Einstein boundary conditions in relation to constraint propagation for the initial-boundary value problem of the Einstein equations

TL;DR

This paper investigates how boundary conditions derived from the Einstein tensor influence constraint propagation in initial-boundary value problems for Einstein's equations, comparing ADM and Einstein-Christoffel formulations.

Contribution

It clarifies the relationship between Einstein tensor boundary conditions and constraint preservation in two formulations of Einstein's equations.

Findings

Normal projection of Einstein tensor relates to constraint propagation.

Boundary conditions are linear combinations of evolution equations and constraints.

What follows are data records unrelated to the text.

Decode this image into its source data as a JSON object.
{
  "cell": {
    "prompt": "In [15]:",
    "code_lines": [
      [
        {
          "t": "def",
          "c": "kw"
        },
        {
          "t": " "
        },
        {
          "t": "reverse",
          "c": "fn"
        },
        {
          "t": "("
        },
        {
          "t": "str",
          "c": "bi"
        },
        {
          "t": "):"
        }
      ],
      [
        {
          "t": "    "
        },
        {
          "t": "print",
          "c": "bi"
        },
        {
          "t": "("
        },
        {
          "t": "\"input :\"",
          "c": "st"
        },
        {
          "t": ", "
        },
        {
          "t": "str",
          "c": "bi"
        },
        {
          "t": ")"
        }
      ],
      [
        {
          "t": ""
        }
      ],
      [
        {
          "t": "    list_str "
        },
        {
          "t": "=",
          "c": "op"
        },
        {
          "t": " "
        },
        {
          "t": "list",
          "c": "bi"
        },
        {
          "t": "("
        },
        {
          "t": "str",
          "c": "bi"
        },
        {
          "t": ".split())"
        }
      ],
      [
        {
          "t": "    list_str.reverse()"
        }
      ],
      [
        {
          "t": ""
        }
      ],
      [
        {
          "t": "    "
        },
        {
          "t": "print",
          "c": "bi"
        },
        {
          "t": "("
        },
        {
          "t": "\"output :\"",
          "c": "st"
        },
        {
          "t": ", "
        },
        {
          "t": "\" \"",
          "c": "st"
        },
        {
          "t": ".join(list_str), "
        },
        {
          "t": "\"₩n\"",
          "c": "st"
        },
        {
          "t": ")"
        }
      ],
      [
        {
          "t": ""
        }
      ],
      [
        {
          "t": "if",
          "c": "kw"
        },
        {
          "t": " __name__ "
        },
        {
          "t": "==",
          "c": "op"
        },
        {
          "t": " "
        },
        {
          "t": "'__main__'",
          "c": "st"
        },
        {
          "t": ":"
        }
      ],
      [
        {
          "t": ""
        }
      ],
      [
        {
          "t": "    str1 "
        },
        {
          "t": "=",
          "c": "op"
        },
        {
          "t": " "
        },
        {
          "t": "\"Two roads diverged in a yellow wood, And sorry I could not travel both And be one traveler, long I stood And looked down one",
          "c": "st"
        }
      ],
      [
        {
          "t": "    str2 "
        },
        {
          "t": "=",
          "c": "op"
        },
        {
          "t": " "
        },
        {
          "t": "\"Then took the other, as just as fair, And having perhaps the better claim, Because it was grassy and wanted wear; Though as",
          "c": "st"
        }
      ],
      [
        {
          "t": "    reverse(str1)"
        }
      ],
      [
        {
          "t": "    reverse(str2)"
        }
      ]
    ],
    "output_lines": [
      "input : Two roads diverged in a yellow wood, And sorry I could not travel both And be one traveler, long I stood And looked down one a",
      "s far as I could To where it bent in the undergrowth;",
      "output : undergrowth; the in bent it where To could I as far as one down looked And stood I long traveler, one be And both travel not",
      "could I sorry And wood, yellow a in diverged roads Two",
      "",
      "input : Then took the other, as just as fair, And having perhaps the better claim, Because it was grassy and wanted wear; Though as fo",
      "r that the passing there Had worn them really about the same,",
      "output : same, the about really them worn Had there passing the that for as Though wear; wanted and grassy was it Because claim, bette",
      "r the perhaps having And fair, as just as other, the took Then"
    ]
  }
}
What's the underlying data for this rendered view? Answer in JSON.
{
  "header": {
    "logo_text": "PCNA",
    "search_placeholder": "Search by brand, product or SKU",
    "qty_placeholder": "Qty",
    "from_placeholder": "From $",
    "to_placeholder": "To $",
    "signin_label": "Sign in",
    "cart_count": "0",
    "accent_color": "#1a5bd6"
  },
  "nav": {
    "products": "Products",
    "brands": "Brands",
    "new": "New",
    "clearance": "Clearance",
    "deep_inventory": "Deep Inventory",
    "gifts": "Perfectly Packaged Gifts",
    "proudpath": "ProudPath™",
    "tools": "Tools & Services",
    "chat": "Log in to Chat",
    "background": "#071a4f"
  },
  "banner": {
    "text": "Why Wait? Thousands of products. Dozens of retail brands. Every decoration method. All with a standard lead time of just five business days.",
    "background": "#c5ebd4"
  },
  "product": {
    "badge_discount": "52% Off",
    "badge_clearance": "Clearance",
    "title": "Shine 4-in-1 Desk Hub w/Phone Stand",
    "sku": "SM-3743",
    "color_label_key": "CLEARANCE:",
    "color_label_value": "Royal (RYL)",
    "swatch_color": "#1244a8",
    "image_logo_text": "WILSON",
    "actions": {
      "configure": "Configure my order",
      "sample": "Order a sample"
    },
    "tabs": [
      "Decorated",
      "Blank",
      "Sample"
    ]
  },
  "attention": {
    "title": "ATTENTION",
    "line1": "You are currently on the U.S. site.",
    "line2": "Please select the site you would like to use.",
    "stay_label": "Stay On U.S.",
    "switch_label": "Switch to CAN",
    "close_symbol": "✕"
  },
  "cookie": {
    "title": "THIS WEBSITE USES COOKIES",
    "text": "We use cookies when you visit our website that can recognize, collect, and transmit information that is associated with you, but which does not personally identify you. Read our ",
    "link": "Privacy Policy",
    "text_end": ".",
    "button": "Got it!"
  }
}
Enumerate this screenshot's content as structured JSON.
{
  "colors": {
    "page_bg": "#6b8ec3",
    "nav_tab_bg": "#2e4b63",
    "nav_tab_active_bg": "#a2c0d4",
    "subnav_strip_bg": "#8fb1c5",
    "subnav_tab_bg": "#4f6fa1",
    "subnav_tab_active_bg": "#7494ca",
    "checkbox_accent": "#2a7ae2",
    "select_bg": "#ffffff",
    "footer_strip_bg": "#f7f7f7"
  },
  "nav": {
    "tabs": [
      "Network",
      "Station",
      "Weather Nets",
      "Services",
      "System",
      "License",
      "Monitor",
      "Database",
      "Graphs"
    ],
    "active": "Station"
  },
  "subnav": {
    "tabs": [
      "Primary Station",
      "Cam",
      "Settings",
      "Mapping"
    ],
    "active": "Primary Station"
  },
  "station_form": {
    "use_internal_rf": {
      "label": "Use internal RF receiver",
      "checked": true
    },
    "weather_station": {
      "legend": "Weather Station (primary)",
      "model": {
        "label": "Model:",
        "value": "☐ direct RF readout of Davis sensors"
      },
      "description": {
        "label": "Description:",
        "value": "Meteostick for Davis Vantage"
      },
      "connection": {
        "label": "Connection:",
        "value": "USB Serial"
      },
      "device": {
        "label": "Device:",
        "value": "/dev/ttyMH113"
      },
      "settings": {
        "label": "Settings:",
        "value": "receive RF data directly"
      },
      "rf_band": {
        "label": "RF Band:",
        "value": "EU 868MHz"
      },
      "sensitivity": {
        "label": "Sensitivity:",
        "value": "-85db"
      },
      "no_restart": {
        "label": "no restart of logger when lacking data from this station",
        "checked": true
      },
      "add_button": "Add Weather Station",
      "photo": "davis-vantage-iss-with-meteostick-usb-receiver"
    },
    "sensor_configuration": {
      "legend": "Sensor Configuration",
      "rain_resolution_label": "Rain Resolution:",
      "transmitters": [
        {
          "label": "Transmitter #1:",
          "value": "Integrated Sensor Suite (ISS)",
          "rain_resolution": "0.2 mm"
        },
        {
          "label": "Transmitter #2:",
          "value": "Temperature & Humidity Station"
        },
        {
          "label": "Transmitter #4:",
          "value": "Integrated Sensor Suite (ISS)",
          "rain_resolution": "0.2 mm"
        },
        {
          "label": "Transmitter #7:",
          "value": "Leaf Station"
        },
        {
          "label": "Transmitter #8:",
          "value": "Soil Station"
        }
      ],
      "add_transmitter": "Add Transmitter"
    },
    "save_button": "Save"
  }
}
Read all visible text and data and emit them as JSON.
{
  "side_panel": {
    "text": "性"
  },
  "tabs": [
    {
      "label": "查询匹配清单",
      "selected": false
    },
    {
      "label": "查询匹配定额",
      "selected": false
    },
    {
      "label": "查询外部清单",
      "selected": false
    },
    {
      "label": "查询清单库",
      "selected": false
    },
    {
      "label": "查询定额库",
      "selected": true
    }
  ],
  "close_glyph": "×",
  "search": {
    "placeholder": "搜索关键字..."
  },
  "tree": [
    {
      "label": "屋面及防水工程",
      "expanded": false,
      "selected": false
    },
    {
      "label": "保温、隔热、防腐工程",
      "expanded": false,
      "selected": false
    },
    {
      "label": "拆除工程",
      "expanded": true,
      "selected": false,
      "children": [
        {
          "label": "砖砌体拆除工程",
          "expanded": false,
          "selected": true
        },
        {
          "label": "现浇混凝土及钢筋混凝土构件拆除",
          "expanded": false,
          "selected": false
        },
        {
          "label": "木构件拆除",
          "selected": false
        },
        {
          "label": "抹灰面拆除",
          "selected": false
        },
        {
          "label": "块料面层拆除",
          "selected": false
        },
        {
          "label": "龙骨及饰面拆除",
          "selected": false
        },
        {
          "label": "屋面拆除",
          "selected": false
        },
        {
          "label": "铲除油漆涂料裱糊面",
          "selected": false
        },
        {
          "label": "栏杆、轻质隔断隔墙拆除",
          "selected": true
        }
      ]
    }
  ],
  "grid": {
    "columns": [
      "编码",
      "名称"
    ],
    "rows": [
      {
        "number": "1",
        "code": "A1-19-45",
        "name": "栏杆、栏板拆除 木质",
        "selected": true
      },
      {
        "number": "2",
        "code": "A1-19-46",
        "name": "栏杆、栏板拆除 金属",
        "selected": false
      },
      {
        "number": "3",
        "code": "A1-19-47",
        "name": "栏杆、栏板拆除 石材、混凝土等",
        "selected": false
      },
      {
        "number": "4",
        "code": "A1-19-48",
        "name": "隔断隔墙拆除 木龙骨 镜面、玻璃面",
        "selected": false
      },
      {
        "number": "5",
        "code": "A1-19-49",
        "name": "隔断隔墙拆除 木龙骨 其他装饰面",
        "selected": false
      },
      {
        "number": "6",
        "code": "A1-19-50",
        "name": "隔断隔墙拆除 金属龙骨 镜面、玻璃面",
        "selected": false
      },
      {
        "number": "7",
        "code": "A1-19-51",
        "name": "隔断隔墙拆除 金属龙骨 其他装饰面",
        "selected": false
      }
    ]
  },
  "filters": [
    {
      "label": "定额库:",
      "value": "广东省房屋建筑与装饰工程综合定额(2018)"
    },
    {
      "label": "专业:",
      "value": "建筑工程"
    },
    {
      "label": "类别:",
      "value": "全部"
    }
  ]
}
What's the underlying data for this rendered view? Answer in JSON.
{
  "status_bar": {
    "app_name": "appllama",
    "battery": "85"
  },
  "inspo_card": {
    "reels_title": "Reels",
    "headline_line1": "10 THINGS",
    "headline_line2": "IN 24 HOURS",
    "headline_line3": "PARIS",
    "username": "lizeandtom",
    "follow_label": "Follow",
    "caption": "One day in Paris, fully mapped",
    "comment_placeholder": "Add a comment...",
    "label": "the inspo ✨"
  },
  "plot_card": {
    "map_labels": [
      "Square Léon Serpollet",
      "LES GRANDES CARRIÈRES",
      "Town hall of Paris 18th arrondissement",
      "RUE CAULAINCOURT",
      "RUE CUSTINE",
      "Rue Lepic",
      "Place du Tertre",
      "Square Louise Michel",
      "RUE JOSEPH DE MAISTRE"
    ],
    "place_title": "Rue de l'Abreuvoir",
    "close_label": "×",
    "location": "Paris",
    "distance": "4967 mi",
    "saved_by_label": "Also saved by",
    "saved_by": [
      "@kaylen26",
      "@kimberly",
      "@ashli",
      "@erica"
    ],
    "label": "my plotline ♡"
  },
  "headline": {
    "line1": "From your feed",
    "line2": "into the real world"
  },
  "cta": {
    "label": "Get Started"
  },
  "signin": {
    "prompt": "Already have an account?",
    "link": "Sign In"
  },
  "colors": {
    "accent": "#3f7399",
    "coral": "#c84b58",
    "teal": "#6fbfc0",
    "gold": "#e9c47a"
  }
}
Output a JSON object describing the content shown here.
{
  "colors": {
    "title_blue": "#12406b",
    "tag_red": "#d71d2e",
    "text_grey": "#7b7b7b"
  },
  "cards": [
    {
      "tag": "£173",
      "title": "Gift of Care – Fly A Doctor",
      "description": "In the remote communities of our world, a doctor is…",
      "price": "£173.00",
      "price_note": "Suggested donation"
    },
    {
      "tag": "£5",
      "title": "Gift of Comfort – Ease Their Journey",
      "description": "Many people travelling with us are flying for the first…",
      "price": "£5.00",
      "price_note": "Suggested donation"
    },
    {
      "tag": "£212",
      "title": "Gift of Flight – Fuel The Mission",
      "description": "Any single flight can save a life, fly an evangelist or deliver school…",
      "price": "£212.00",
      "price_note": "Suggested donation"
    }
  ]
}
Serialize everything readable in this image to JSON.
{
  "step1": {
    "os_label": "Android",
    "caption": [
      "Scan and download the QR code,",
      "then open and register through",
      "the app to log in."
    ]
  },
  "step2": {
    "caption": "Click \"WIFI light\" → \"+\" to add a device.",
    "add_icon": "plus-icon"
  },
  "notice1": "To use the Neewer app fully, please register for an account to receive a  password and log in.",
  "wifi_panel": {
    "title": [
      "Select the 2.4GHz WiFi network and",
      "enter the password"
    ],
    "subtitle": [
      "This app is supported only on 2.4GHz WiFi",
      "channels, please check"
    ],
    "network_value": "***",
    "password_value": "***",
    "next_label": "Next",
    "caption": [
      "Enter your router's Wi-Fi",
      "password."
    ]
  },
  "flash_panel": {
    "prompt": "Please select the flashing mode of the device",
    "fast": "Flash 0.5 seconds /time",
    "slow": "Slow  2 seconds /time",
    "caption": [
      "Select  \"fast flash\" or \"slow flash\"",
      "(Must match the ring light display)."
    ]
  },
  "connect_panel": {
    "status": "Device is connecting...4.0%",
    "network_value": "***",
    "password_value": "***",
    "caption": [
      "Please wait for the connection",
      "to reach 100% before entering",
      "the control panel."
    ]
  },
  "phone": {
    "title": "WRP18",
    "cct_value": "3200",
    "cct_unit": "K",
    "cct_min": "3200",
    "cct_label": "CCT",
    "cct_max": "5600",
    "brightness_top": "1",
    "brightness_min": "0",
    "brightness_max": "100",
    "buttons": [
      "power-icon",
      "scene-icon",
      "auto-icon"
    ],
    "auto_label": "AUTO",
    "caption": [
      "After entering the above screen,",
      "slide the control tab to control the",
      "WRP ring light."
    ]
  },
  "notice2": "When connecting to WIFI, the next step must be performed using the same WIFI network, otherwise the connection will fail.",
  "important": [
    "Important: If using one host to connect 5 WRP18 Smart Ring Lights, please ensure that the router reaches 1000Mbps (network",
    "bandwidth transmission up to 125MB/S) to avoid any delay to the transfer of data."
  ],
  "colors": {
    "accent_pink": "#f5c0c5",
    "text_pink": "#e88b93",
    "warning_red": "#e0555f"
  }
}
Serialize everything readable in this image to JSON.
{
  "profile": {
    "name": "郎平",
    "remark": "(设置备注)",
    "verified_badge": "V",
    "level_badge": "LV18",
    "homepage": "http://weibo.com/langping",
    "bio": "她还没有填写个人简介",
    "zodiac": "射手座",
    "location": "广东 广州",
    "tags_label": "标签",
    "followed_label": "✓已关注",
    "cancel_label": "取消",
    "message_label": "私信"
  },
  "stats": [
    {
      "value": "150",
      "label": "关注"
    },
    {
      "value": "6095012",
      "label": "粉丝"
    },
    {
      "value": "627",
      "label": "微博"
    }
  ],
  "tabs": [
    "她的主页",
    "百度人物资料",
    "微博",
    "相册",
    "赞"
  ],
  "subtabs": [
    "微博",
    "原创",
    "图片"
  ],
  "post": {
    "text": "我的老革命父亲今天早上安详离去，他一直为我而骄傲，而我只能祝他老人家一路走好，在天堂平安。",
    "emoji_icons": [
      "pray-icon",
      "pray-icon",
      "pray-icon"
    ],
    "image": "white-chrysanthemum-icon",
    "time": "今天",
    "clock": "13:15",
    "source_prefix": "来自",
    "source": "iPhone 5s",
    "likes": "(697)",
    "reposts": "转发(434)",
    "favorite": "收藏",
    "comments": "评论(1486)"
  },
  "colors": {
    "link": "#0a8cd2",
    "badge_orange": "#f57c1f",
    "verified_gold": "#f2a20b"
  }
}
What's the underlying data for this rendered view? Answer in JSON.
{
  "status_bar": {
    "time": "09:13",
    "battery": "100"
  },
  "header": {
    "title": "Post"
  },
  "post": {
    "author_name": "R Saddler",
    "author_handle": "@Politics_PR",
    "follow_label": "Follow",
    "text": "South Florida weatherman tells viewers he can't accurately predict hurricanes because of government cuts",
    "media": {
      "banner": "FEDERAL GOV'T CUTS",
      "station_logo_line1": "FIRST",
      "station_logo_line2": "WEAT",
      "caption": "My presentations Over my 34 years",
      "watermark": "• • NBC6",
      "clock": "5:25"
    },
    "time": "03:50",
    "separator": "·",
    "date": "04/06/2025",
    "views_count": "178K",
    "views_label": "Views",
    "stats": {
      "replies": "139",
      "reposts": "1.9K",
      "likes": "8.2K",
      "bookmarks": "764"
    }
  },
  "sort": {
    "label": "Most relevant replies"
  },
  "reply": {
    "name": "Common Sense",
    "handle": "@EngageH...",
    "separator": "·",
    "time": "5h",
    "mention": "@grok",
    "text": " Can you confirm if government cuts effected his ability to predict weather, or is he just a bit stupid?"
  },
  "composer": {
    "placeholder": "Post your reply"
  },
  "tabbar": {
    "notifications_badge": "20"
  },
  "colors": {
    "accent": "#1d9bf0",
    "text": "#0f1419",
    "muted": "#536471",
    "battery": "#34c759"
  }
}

Connection to constraint-preserving boundary conditions is established.

Abstract

We show how the use of the normal projection of the Einstein tensor as a set of boundary conditions relates to the propagation of the constraints, for two representations of the Einstein equations with vanishing shift vector: the ADM formulation, which is ill posed, and the Einstein-Christoffel formulation, which is symmetric hyperbolic. Essentially, the components of the normal projection of the Einstein tensor that act as non-trivial boundary conditions are linear combinations of the evolution equations with the constraints that are not preserved at the boundary, in both cases. In the process, the relationship of the normal projection of the Einstein tensor to the recently introduced ``constraint-preserving'' boundary conditions becomes apparent.